A- Bal
Arısı Kolonisi
Bal
arıları, koloni adı verilen topluluklar halinde yaşayan sosyal böceklerdir.
Koloni hayatında yardımlaşma ve iş bölüşümü esas olup kolonideki her bireyin
kendine özgü görevleri vardır.
Kolonide bireyler arası iletişim,
bireyler tarafından vücut dışına salgılanan ve diğer bireylere mesaj veren
feromon adı verilen kimyasal maddeler vasıtasıyla gerçekleşir. Bir arı
kolonisinde ana arı, işçi arı ve erkek arı olmak üzere üç farklı birey vardır.

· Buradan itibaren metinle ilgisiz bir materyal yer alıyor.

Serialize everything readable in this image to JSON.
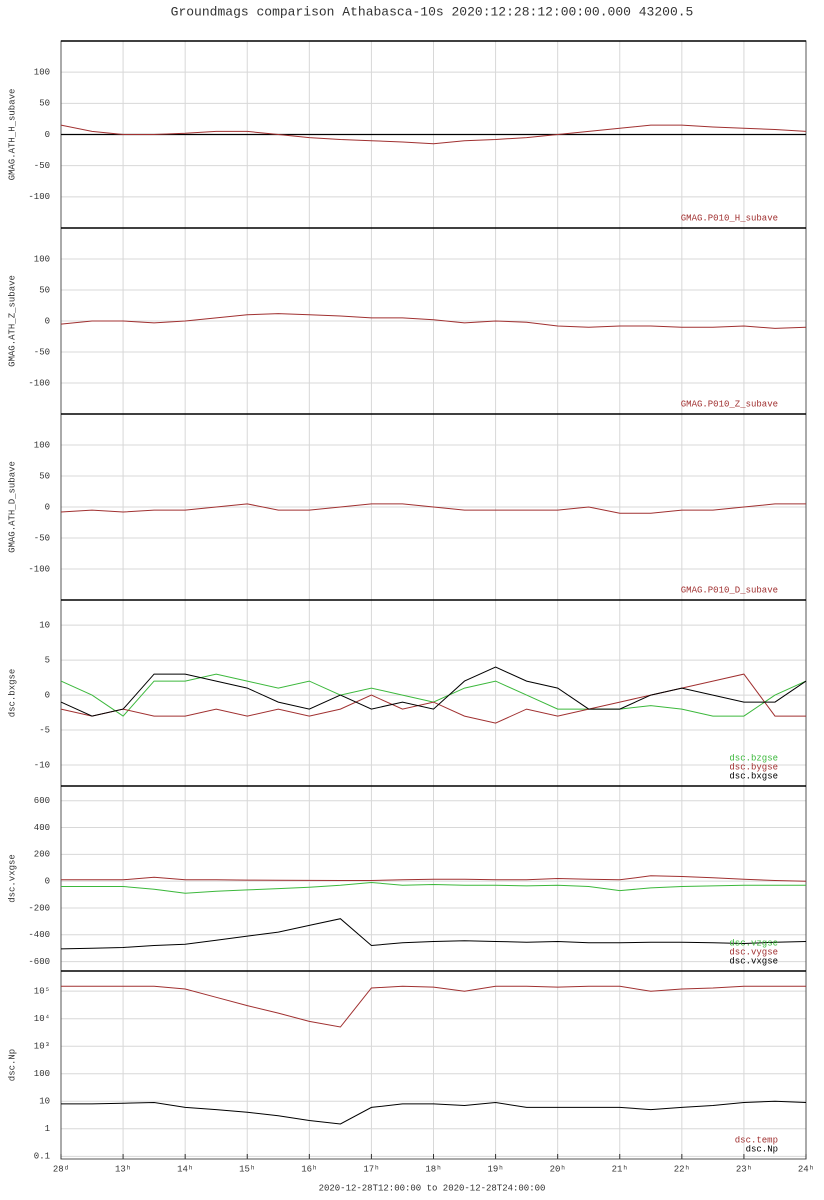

Ana arı ve işçi arılar dişi bireyler olup döllü yumurtalardan gelişirlerken
erkek arılar dölsüz yumurtalardan gelişirler. Arı kolonilerinde kışın sadece
dişi bireyler mevcut olup erkek arılar ilkbaharda yeni sezonla birlikte
görülürler.
B-
Koloni Bireyleri ve Görevleri
1.
Ana Arı ve
Görevleri
Normal koşullar altında her arı
ailesinde sadece bir adet ana arı bulunur. Görevi, yumurtlayarak yeni
nesillerin meydana gelmesini ve koloninin sürekliliğini sağlamaktır. Ana arının
vücut yapısı ince ve uzun, rengi diğer bireylere göre daha açık ve parlaktır.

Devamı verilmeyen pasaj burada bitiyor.